The Road to War

The Austro-Hungarians took their time on deciding how best to exploit the situation, conscious of not rushing into overcommitting themselves. Indeed, the cabinet did not meet again until 7 July. First, they sought the support and approval of their ally, Germany. On 5 July, Wilhelm II sanctioned Germany’s support, often since referred to as Germany’s ‘blank cheque’, then promptly disappeared on his annual cruise around the Norwegian coast. Beyond the Balkans, few people took much notice of the assassination in Sarajevo – the killing of dignitaries was not an uncommon occurrence in that part of the world.

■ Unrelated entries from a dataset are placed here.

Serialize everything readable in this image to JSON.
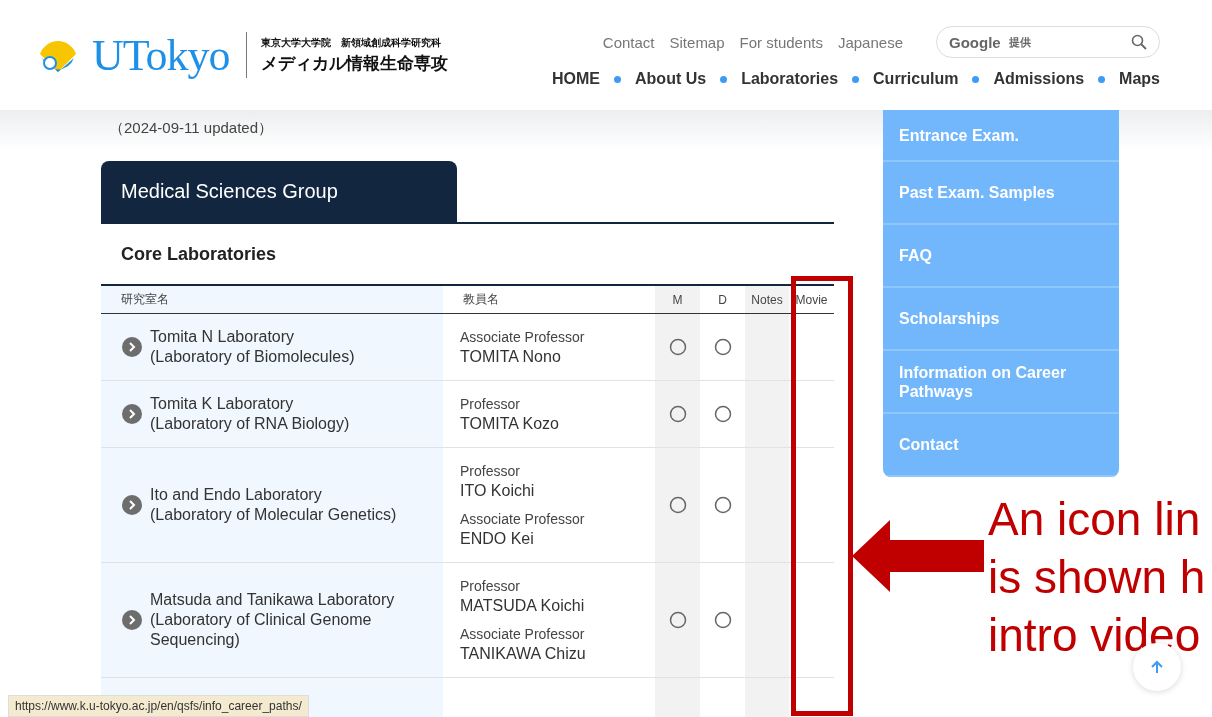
{
  "header": {
    "logo_text": "UTokyo",
    "subtitle": "東京大学大学院　新領域創成科学研究科",
    "title": "メディカル情報生命専攻"
  },
  "top_links": [
    "Contact",
    "Sitemap",
    "For students",
    "Japanese"
  ],
  "search": {
    "placeholder": "提供",
    "brand": "Google"
  },
  "nav": [
    "HOME",
    "About Us",
    "Laboratories",
    "Curriculum",
    "Admissions",
    "Maps"
  ],
  "dropdown": [
    "Entrance Exam.",
    "Past Exam. Samples",
    "FAQ",
    "Scholarships",
    "Information on Career Pathways",
    "Contact"
  ],
  "updated": "（2024-09-11 updated）",
  "group_tab": "Medical Sciences Group",
  "section_title": "Core Laboratories",
  "table": {
    "columns": [
      "研究室名",
      "教員名",
      "M",
      "D",
      "Notes",
      "Movie"
    ],
    "rows": [
      {
        "lab": "Tomita N Laboratory",
        "lab_sub": "(Laboratory of Biomolecules)",
        "staff": [
          {
            "title": "Associate Professor",
            "name": "TOMITA Nono"
          }
        ],
        "m": true,
        "d": true
      },
      {
        "lab": "Tomita K Laboratory",
        "lab_sub": "(Laboratory of RNA Biology)",
        "staff": [
          {
            "title": "Professor",
            "name": "TOMITA Kozo"
          }
        ],
        "m": true,
        "d": true
      },
      {
        "lab": "Ito and Endo Laboratory",
        "lab_sub": "(Laboratory of Molecular Genetics)",
        "staff": [
          {
            "title": "Professor",
            "name": "ITO Koichi"
          },
          {
            "title": "Associate Professor",
            "name": "ENDO Kei"
          }
        ],
        "m": true,
        "d": true
      },
      {
        "lab": "Matsuda and Tanikawa Laboratory",
        "lab_sub": "(Laboratory of Clinical Genome Sequencing)",
        "staff": [
          {
            "title": "Professor",
            "name": "MATSUDA Koichi"
          },
          {
            "title": "Associate Professor",
            "name": "TANIKAWA Chizu"
          }
        ],
        "m": true,
        "d": true
      }
    ]
  },
  "annotation": [
    "An icon lin",
    "is shown h",
    "intro video"
  ],
  "status_url": "https://www.k.u-tokyo.ac.jp/en/qsfs/info_career_paths/"
}
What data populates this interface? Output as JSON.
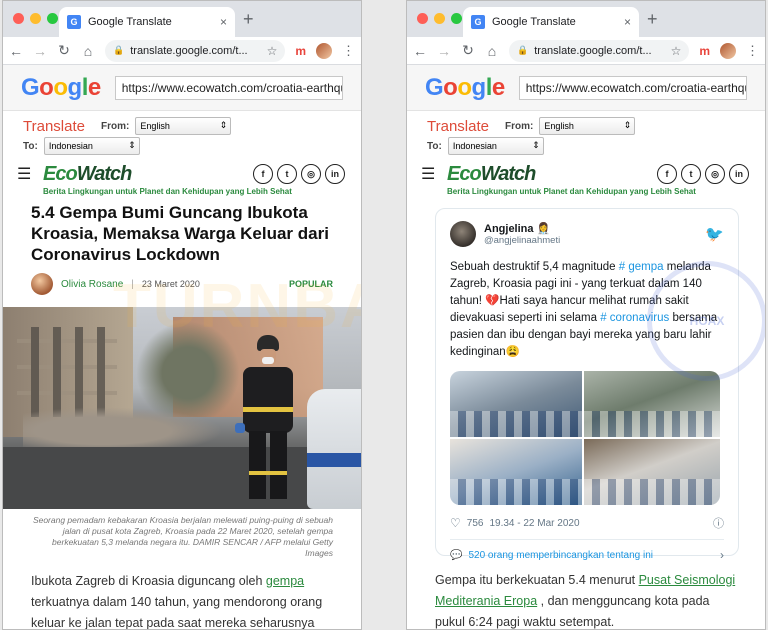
{
  "browser": {
    "tab_title": "Google Translate",
    "tab_close": "×",
    "new_tab": "+",
    "address": "translate.google.com/t...",
    "ext_label": "m"
  },
  "google": {
    "logo": "Google",
    "url_value": "https://www.ecowatch.com/croatia-earthquake-c"
  },
  "translate": {
    "title": "Translate",
    "from_label": "From:",
    "from_value": "English",
    "to_label": "To:",
    "to_value": "Indonesian"
  },
  "site": {
    "logo_a": "Eco",
    "logo_b": "Watch",
    "tagline": "Berita Lingkungan untuk Planet dan Kehidupan yang Lebih Sehat",
    "social": [
      "f",
      "t",
      "◎",
      "in"
    ]
  },
  "left": {
    "headline": "5.4 Gempa Bumi Guncang Ibukota Kroasia, Memaksa Warga Keluar dari Coronavirus Lockdown",
    "author": "Olivia Rosane",
    "separator": "|",
    "date": "23 Maret 2020",
    "badge": "POPULAR",
    "caption": "Seorang pemadam kebakaran Kroasia berjalan melewati puing-puing di sebuah jalan di pusat kota Zagreb, Kroasia pada 22 Maret 2020, setelah gempa berkekuatan 5,3 melanda negara itu. DAMIR SENCAR / AFP melalui Getty Images",
    "body_pre": "Ibukota Zagreb di Kroasia diguncang oleh ",
    "body_link": "gempa",
    "body_post": " terkuatnya dalam 140 tahun, yang mendorong orang keluar ke jalan tepat pada saat mereka seharusnya tinggal di dalam rumah untuk memerangi penyebaran"
  },
  "tweet": {
    "name": "Angjelina 👩‍⚕️",
    "handle": "@angjelinaahmeti",
    "text_1": "Sebuah destruktif 5,4 magnitude ",
    "tag_1": "# gempa",
    "text_2": " melanda Zagreb, Kroasia pagi ini - yang terkuat dalam 140 tahun! 💔Hati saya hancur melihat rumah sakit dievakuasi seperti ini selama ",
    "tag_2": "# coronavirus",
    "text_3": " bersama pasien dan ibu dengan bayi mereka yang baru lahir kedinginan😩",
    "likes": "756",
    "time": "19.34 - 22 Mar 2020",
    "replies": "520 orang memperbincangkan tentang ini"
  },
  "right": {
    "body_pre": "Gempa itu berkekuatan 5.4 menurut ",
    "body_link": "Pusat Seismologi Mediterania Eropa",
    "body_post": " , dan mengguncang kota pada pukul 6:24 pagi waktu setempat."
  },
  "watermark": {
    "left_text": "TURNBACKHOAX",
    "seal_text": "HOAX"
  }
}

It took almost three weeks but finally, on 23 July, the Austro-Hungarian government sent its ultimatum to Serbia. There is no evidence that the Serbian government was complicit in the assassination, and the Serb prime minister, Nikola Paši´c, may indeed have tried to warn the Austro-Hungarian government. The ultimatum, a list of ten demands, was not designed to be accommodating or in any way conciliatory; they were designed to humiliate the Serbian nation or, if refused, to provide the excuse to declare war. In the words of Britain’s foreign secretary, Sir EdwardGrey, it was the ‘most formidable document ever sent from one nation to another’.

The Serbian government was given forty-eight hours to respond. In the event, the Serbs accepted eight of the ten demands and suggested the remaining two be decided by international tribune. Within thirty minutes of Serbia’s response, the Austrian ambassador to Belgrade returned home, and the Serbian government ordered the mobilization of its army and moved its headquarters out of the capital to the town of Niš, which, until November 1915 and the defeat of Serbia, became the nation’s wartime capital.

On 27 July, Britain proposed a four-nation conference – with Britain, Germany, France and Italy – to find a solution to the unfolding crisis and the means to prevent its escalation. Germany spurned the offer. But not all was lost – on the same day, the Kaiser, uncharacteristically, declared, ‘We are not at war yet, and if I can, I shall prevent it.’

The following day, 28 July, the Kaiser returned to Berlin from his Norwegian cruise and, on reading Serbia’s reply, was delighted with their positive response, writing: ‘A brilliant solution – and in just 48 hours! This is more than could have been expected. A great moral victory for Vienna; but, with it, every reason for war is removed.’ But it was too late. Although more reasonable than was expected, Serbia’s response was not acceptable to the belligerent Austro-Hungarians. At the same time as the Kaiser was writing his optimistic response, Austria-Hungary declared war on Serbia. (The Serbian chief-of-staff, Radomir Putnik, happened to be in Budapest that day and was detained. Emperor Franz Josef, in an act of chivalry, ordered Putnik’s immediate release and safe passage back home.)

Events now moved quickly as the alliances and promises of the previous three decades and beyond fell into place. On 29 July, the first Austro-Hungarian shells started falling on Belgrade. The Serbian government looked to Russia, the self-appointed protector of all Slavs. The Russian leadership, which felt it had failed to support Serbia during the Balkan Wars, knew it had to offer its backing now or risk losing all influence in the Balkans. Hence, Russia heeded Serbia’s call and on 31 July began to fully mobilize its armies claiming it could not ‘remain indifferent’ to Serbia’s plight.